The former CIA director told reporters at a breakfast meeting that last December, before leaving the agency, he had officials there prepare a list of typical operations that might be undertaken "if there were no restrictions" on the clandestine service.

Turner would give no details, but he said there was only one item, out of about 15 suggestions, that struck him as worthwhile.

The Reagan order, which replaces one that Carter promulgated in January of 1978, allows the CIA to use secret means to collect "significant" foreign intelligence from unsuspecting Americans here and abroad.

It will also permit the CIA to undertake covert operations in the United States so long as they are "not intended" to influence U.S. policies, politics, or the press.

Turner said there were instances during his four-year tenure at the CIA when "it would have been convenient" to take a covert action that started abroad and continue it in the United States, but he would prefer to forgo that opportunity rather than overturn the longstanding ban against such operations at home.

"The very fact that you have now permitted it in an executive order engenders suspicions among the public," he said, especially among "the people who think the fillings in their gold teeth were put there by the CIA."

As for the possibility of missteps in the new authority to spy on Americans here and abroad in search of "significant" foreign intelligence, Turner said:

"It's not just that none of us wants to undermine the right of privacy . . . . The CIA is not trained to operate within the constraints of American law. The FBI is. You are being unfair to a CIA officer when you put him in that environment where he's more likely to make a mistake."

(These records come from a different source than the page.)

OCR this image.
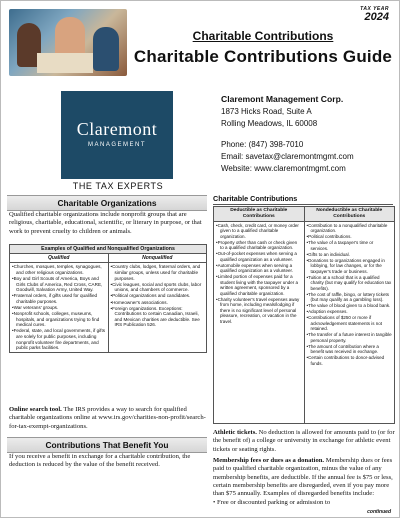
TAX YEAR
2024
Charitable Contributions
Charitable Contributions Guide
Claremont
MANAGEMENT
THE TAX EXPERTS
Claremont Management Corp.
1873 Hicks Road, Suite A
Rolling Meadows, IL 60008
Phone: (847) 398-7010
Email: savetax@claremontmgmt.com
Website: www.claremontmgmt.com
Charitable Organizations
Qualified charitable organizations include nonprofit groups that are religious, charitable, educational, scientific, or literary in purpose, or that work to prevent cruelty to children or animals.
Examples of Qualified and Nonqualified Organizations
Qualified
• Churches, mosques, temples, synagogues, and other religious organizations.
• Boy and Girl Scouts of America, Boys and Girls Clubs of America, Red Cross, CARE, Goodwill, Salvation Army, United Way.
• Fraternal orders, if gifts used for qualified charitable purposes.
• War veterans' groups.
• Nonprofit schools, colleges, museums, hospitals, and organizations trying to find medical cures.
• Federal, state, and local governments, if gifts are solely for public purposes, including nonprofit volunteer fire departments, and public parks facilities.
Nonqualified
• Country clubs, lodges, fraternal orders, and similar groups, unless used for charitable purposes.
• Civic leagues, social and sports clubs, labor unions, and chambers of commerce.
• Political organizations and candidates.
• Homeowner's associations.
• Foreign organizations. Exceptions: Contributions to certain Canadian, Israeli, and Mexican charities are deductible. See IRS Publication 526.
Online search tool. The IRS provides a way to search for qualified charitable organizations online at www.irs.gov/charities-non-profit/search-for-tax-exempt-organizations.
Contributions That Benefit You
If you receive a benefit in exchange for a charitable contribution, the deduction is reduced by the value of the benefit received.
Charitable Contributions
Deductible as Charitable Contributions
Nondeductible as Charitable Contributions
• Cash, check, credit card, or money order given to a qualified charitable organization.
• Property other than cash or check given to a qualified charitable organization.
• Out-of-pocket expenses when serving a qualified organization as a volunteer.
• Automobile expenses when serving a qualified organization as a volunteer.
• Limited portion of expenses paid for a student living with the taxpayer under a written agreement, sponsored by a qualified charitable organization.
• Charity volunteer's travel expenses away from home, including meals/lodging if there is no significant level of personal pleasure, recreation, or vacation in the travel.
• Contribution to a nonqualified charitable organization.
• Political contributions.
• The value of a taxpayer's time or services.
• Gifts to an individual.
• Donations to organizations engaged in lobbying, for law changes, or for the taxpayer's trade or business.
• Tuition at a school that is a qualified charity (but may qualify for education tax benefits).
• The cost of raffle, bingo, or lottery tickets (but may qualify as a gambling loss).
• The value of blood given to a blood bank.
• Adoption expenses.
• Contributions of $250 or more if acknowledgement statements is not retained.
• The transfer of a future interest in tangible personal property.
• The amount of contribution where a benefit was received in exchange.
• Certain contributions to donor-advised funds.
Athletic tickets. No deduction is allowed for amounts paid to (or for the benefit of) a college or university in exchange for athletic event tickets or seating rights.
Membership fees or dues as a donation. Membership dues or fees paid to qualified charitable organization, minus the value of any membership benefits, are deductible. If the annual fee is $75 or less, certain membership benefits are disregarded, even if you pay more than $75 annually. Examples of disregarded benefits include:
• Free or discounted parking or admission to
continued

Turner said he was also disturbed by the Reagan order's elimination of provisions requiring the director of central intelligence (DCI) to get National Security Council clearance for highly sensitive intelligence-collection operations. Turner said this would make it more difficult for the DCI, in turn, to demand to be kept informed of such undertakings himself.

As a result of the Senate investigations of the mid-1970s, Turner said, "I know that some of my predecessors did not know of sensitive operations" that subordinate units were conducting.

The Reagan order was developed after what amounted to consultations with and advice from the Senate and House Intelligence committees, but Turner said he thought this was a practice to be deplored rather than welcomed.

"The Congress is now co-opted," he said. He said if he were a member of Congress who was not a member of one of the intelligence committees, "I'd be furious. They the committees ought to be detached from this process."